The figures come from a survey by the U.S. Department of Agriculture and others. It includes 5,756 beekeepers, which represent about 5 percent of the nation's 2.7 million commercial colonies. However, University of Montana bee scientist Jerry Bromenshenk questioned the reliability of the results because the survey relies on self-reporting. Based on what he heard from people, Bromenshenk suspects losses may be even bigger, especially in the East.

About one quarter of our diet comes from plants pollinated by honeybees.

Perhaps even more alarming is that honeybee deaths in the summer now match winter, which traditionally had been when most bees were lost, vanEngelsdorp said.

For 2015-2016, the overall colony loss rate was 44 percent, which is also up from the previous two years, but scientists only started surveying summer deaths in 2010.

What might be behind the losses is worsening varroa mites, just one of several problems scientists have blamed for declining bee populations. Other causes include pesticides, disease and poor nutrition and food supply.

"Varroa was and is - and I'm afraid - will continue to be an enormous problem," said May Berenbaum of the University of Illinois, who wasn't part of the survey.

Mites kill honeybees and bring in viruses that further weaken hives.

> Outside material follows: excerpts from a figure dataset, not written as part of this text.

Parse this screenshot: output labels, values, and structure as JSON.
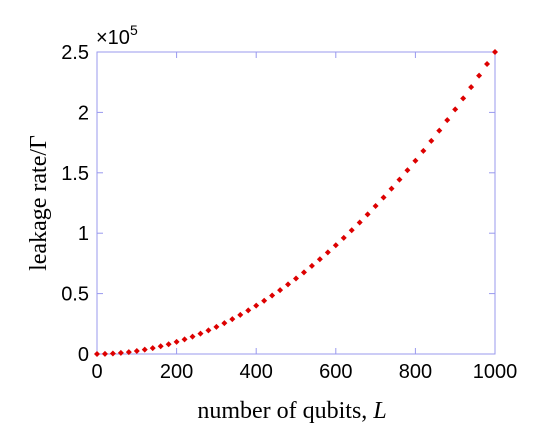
{
  "chart_data": {
    "type": "scatter",
    "xlabel": "number of qubits, ",
    "xlabel_var": "L",
    "ylabel": "leakage rate/Γ",
    "y_multiplier": {
      "base": "×10",
      "exponent": "5"
    },
    "xlim": [
      0,
      1000
    ],
    "ylim": [
      0,
      2.5
    ],
    "x_ticks": [
      0,
      200,
      400,
      600,
      800,
      1000
    ],
    "x_tick_labels": [
      "0",
      "200",
      "400",
      "600",
      "800",
      "1000"
    ],
    "y_ticks": [
      0,
      0.5,
      1,
      1.5,
      2,
      2.5
    ],
    "y_tick_labels": [
      "0",
      "0.5",
      "1",
      "1.5",
      "2",
      "2.5"
    ],
    "grid": false,
    "legend": "none",
    "colors": {
      "marker": "#dd0000",
      "axes": "#9999ee",
      "plot_background": "#ffffff"
    },
    "series": [
      {
        "marker": "diamond",
        "x": [
          0,
          20,
          40,
          60,
          80,
          100,
          120,
          140,
          160,
          180,
          200,
          220,
          240,
          260,
          280,
          300,
          320,
          340,
          360,
          380,
          400,
          420,
          440,
          460,
          480,
          500,
          520,
          540,
          560,
          580,
          600,
          620,
          640,
          660,
          680,
          700,
          720,
          740,
          760,
          780,
          800,
          820,
          840,
          860,
          880,
          900,
          920,
          940,
          960,
          980,
          1000
        ],
        "y": [
          0,
          0.001,
          0.004,
          0.009,
          0.016,
          0.025,
          0.036,
          0.049,
          0.064,
          0.081,
          0.1,
          0.121,
          0.144,
          0.169,
          0.196,
          0.225,
          0.256,
          0.289,
          0.324,
          0.361,
          0.4,
          0.441,
          0.484,
          0.529,
          0.576,
          0.625,
          0.676,
          0.729,
          0.784,
          0.841,
          0.9,
          0.961,
          1.024,
          1.089,
          1.156,
          1.225,
          1.296,
          1.369,
          1.444,
          1.521,
          1.6,
          1.681,
          1.764,
          1.849,
          1.936,
          2.025,
          2.116,
          2.209,
          2.304,
          2.401,
          2.5
        ]
      }
    ]
  }
}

And the pesticides used to fight them can reduce immunity to other problems, Berenbaum said in an email.

VanEnglesdorp said one problem is backyard beekeeper hobbyists who don't treat their bees for mites with pesticides, even organic ones. Their hives die and survivors full of mites head to new hives, spreading the problem, he said.

Bromenshenk said he sees the same no-treat problem when local backyard beekeepers take his classes. Bromenshenk said he knows many beekeepers who treat their colonies, do well and then suddenly get overloaded when a no-treat neighbor's hives died.